After a couple of good summer competitions, Bobek had a disastrous fall, landing nothing harder than toe or salchow (and sometimes not even that). She then came under heavy criticism (including from many in the USFS) by skating in the Nutcracker tour over Christmas instead of training for Nationals. The pre-Nationals coaching change didn't do her favors either. She went into Nationals with a lot of people seriously fed up and rooting against her.
If there was any outrage about her not receiving a bye (I wasn't online until the following years), her disastrous performance at Centennial on Ice - where she fell on all three jumps in the short program, doubled everything in the free skate, and finished last in both segments - quieted any second-guessing. Those performances would have had her last at Worlds, without a doubt.

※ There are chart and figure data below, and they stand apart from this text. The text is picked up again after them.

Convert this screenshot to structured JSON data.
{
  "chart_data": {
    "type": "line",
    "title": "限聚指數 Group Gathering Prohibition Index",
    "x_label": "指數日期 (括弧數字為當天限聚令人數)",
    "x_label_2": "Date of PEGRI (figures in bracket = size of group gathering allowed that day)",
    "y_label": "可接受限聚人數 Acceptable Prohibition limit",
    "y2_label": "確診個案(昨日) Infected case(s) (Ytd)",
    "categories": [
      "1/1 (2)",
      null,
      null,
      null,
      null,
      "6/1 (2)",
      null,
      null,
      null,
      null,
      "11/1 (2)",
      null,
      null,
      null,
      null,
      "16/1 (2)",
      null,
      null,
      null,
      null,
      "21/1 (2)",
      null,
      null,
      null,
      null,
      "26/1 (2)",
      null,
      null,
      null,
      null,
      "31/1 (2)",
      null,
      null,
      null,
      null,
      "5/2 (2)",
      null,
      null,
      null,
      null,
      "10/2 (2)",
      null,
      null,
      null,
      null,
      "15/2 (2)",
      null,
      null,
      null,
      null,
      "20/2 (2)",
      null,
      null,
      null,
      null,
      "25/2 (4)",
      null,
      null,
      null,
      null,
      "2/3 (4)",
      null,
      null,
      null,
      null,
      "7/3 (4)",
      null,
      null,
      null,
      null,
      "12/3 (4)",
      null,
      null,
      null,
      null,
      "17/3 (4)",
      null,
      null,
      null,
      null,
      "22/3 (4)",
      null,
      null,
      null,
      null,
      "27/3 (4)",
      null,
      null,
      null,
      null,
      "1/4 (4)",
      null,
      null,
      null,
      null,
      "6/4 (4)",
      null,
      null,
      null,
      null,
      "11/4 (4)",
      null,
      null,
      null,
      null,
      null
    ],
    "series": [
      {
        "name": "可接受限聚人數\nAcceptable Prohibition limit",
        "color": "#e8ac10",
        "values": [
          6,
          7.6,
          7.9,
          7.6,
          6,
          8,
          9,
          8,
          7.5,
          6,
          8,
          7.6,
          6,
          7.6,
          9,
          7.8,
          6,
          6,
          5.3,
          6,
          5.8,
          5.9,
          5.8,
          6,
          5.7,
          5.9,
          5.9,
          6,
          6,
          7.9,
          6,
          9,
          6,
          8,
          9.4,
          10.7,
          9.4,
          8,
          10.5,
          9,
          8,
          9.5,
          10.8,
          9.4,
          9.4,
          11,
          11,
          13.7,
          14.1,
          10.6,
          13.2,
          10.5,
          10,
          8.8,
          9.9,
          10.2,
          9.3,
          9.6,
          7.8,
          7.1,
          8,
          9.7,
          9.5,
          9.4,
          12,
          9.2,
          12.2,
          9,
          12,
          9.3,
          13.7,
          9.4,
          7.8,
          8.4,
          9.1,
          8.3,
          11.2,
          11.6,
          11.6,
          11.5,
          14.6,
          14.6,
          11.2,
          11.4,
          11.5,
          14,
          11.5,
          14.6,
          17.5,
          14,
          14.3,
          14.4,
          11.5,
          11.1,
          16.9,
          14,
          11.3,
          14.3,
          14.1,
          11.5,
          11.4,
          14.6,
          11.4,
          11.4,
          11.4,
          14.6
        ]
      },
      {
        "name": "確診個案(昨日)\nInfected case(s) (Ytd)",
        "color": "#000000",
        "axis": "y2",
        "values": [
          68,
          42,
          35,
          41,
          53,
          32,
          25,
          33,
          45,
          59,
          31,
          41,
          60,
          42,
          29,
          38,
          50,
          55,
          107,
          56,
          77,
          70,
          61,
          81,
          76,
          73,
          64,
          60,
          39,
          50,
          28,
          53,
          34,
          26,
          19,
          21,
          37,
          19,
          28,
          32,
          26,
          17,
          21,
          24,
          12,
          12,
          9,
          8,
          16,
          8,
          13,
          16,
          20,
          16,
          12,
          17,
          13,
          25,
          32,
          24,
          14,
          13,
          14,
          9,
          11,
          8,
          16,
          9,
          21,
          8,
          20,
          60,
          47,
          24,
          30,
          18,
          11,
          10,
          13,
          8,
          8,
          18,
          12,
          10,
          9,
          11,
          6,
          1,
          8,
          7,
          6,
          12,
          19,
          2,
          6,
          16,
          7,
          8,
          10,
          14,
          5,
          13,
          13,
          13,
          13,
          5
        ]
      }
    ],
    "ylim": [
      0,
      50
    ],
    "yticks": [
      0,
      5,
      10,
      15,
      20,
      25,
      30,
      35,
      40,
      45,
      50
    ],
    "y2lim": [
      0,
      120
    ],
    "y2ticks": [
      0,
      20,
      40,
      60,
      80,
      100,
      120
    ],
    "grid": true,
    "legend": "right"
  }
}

I do think Bobek at her best would have been a multiple-time World medalist / champion. Her technique wasn't bad by 90s standards and wasn't a barrier when she was actually in shape, which was rare. She unfortunately crash dieted very often and spoke about being bulimic in the period leading up to 1998 U.S. Nationals. She was on fire in those practices, landing 3Lz3T, 3F3T, and 3T3T plus 2A2A sequence. Her actual competitive performances, as good as they were, were a let-down compared to the firepower she was showing in practice. The program itself, as originally choreographed by Robin Cousins, was not bad, but had become unrecognizable to the point that he was distancing himself from it.